The best thing in “Fences” is the talk that floats free from the drama—the opening chat between Troy and Bono on the back of the garbage truck, its riffing and ribald continuation in the Maxson back yard with Rose joining in; Troy’s talk with Bono and Lyons about growing up in the Deep South amid family trouble, which turns into Troy’s great monologue about how he came to be on his own at the age of fourteen, walking to Mobile and facing injustices of segregation that he found shocking and that changed the course of his life; and Rose’s great monologue near the end about the inner bargain that she made in marrying Troy. The best single moment in the movie belongs to Davis, when (I’ll avoid spoilers) she reaches a breaking point in her relationship with Troy. It’s a moment so quiet and casual, despite its dramatic thunder, that it seems to need the camera and the microphone to catch it. Though Davis turns toward the camera at that moment, her turn, with her eyes lowered, has such abandon that it seems as if the actress herself had, in a moment of utter possession, forgotten it was there. Davis’s genius is to infuse the high drama with such natural spontaneity; it’s a moment of shared inspiration, Davis’s as actor and Washington’s as director, that displays the spontaneity, the ferocity, and the risk of transformative cinematic freedom that’s lacking in the rest of the film.

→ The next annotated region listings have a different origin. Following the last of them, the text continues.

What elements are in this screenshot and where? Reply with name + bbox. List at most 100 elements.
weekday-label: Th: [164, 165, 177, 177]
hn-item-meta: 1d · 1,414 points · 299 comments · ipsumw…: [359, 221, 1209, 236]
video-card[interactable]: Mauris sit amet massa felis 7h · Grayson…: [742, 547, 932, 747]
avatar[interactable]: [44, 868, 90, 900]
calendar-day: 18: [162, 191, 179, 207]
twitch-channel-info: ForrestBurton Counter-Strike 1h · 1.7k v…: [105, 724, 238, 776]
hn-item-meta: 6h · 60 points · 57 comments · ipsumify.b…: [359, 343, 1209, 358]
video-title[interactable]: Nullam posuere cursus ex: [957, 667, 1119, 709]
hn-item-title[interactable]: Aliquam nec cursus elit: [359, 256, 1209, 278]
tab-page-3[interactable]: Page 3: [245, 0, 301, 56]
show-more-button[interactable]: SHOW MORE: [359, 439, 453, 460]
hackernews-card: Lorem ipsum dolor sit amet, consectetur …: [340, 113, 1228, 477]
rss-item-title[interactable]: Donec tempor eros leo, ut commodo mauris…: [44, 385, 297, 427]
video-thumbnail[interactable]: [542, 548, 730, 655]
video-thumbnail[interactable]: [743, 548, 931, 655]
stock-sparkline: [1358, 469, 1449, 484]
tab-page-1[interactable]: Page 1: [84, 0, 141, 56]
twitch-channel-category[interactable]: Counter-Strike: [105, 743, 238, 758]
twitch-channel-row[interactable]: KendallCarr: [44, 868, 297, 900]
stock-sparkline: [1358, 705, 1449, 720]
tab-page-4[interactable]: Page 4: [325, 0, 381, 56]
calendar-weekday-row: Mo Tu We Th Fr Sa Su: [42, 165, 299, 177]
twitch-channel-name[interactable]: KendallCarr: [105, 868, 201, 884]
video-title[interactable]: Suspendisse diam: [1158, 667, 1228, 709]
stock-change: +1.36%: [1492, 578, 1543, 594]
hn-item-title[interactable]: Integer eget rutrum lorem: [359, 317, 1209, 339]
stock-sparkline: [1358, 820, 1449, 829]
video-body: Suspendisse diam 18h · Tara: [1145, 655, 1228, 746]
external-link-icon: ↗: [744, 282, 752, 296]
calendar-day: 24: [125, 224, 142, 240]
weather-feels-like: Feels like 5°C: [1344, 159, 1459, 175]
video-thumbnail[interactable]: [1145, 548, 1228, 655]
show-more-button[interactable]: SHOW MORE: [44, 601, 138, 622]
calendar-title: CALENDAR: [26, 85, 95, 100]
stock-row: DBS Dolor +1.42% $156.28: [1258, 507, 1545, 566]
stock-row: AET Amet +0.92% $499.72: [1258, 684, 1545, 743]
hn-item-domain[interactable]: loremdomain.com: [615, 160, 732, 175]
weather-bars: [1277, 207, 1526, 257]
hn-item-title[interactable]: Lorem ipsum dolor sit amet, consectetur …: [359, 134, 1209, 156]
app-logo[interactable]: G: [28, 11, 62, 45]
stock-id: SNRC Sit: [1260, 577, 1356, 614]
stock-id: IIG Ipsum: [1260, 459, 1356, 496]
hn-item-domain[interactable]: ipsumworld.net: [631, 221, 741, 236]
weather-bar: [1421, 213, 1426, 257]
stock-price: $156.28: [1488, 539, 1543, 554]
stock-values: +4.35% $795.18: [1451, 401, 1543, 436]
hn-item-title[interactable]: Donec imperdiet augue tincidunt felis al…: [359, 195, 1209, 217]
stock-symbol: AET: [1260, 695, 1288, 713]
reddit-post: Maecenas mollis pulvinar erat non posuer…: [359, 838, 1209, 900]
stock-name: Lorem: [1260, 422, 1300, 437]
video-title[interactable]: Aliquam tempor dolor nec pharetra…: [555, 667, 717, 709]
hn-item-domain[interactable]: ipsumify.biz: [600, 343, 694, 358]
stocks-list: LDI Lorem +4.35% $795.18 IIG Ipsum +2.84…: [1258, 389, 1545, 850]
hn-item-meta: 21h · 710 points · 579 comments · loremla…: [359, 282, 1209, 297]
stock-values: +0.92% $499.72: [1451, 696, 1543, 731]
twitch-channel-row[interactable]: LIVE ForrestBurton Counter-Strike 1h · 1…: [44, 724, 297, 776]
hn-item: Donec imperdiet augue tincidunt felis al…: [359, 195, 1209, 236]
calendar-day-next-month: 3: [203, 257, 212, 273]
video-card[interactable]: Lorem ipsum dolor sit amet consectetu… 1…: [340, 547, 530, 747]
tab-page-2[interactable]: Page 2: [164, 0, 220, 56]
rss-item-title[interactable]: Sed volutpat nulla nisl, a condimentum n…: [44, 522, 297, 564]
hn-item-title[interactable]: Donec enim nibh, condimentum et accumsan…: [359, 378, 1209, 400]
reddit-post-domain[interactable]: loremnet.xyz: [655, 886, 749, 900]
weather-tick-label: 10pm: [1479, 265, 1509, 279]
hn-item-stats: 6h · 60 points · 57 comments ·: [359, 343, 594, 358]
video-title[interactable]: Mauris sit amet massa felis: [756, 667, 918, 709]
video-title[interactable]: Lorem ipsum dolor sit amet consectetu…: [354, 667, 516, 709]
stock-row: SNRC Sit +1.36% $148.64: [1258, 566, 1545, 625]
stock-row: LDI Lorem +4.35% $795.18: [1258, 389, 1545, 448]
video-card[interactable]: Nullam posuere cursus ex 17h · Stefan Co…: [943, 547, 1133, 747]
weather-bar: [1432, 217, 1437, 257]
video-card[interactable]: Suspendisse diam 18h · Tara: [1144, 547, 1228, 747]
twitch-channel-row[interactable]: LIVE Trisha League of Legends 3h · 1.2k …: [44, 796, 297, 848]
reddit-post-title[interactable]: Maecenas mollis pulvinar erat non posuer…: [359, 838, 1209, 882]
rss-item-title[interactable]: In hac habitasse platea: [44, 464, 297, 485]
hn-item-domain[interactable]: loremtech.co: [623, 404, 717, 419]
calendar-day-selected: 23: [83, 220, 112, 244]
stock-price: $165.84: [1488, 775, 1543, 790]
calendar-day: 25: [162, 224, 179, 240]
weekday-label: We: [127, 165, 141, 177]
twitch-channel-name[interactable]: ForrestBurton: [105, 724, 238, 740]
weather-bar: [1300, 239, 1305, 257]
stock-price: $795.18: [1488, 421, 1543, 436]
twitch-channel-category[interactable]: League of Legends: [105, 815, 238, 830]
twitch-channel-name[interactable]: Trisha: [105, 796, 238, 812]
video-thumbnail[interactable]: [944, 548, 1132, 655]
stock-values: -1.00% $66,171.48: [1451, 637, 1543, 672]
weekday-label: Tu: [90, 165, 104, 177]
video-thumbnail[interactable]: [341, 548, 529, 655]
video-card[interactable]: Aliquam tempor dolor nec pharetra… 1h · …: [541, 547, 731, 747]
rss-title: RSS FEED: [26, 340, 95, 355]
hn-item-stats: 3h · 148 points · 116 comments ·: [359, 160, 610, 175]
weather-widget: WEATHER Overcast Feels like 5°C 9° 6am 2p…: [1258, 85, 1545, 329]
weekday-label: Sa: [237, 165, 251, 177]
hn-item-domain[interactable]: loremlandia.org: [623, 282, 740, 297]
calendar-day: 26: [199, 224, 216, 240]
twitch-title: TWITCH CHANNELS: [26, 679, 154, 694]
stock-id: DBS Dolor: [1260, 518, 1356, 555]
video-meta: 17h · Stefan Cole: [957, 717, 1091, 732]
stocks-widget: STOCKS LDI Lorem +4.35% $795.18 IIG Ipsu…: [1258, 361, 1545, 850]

It’s the one moment in the film that reaches the heart of theatrical cinema—the moment in which the text itself seems transformed into images. Theatrical performance isn’t antithetical to movies; it’s essential to them—especially when it’s pushed to the extremes that distinguish theatre from movies, when it captures the fear factor of the stage. The thrill of theatre is the sense of menace, of the actor leaping from the stage into the audience, of the actor’s own potential danger. If movies, as Jean Cocteau said, are “death at work,” the theatre is work that confronts the imminent possibility of death. Calamity onscreen can be edited out; calamity onstage is an inescapable shadow. Actors directed to deploy and surpass their technique infuse movies with this existential menace, but “Fences” stays within the bounds of its calibrated performances; the actors never threaten to break out of the characters and burst through the screen with explosive physicality.

“Fences” has already won its actors a slew of awards from critics’ groups as well as a couple of Golden Globes nominations. (The ceremony is on Sunday night.) I don’t think these accolades are simply a matter of the honor that’s due the actors themselves, the sheer pleasure in seeing them do such ample and substantial work, although offering awards in praise of great ongoing careers is worthy in itself. Rather, highly rehearsed and technically precise performances of the sort seen in “Fences” mesh with critics’ own familiar technique, the habit and ease of evaluating work in terms of definable standards. Movie acting is a miracle. Onscreen power often emerges full-blown among accidentally discovered performers with little training and little technique; what’s frightening about it is that no effort can develop it—or keep it. The virtuosity of theatrical craft, by comparison, is reassuring in its transmissibility and manageability; it’s nearly quantifiable, which allows critics to play teacher and assign the equivalent of a numerical grade. But the greatest movie acting is too mysterious to be measured. In theatre, actors give; in movies, actors are taken from. In “Fences,” the actors give and give and give; their devotion to Wilson’s words and world is—with only a few exceptions—more moving and more immediately human than their embodiment and development of the characters they portray.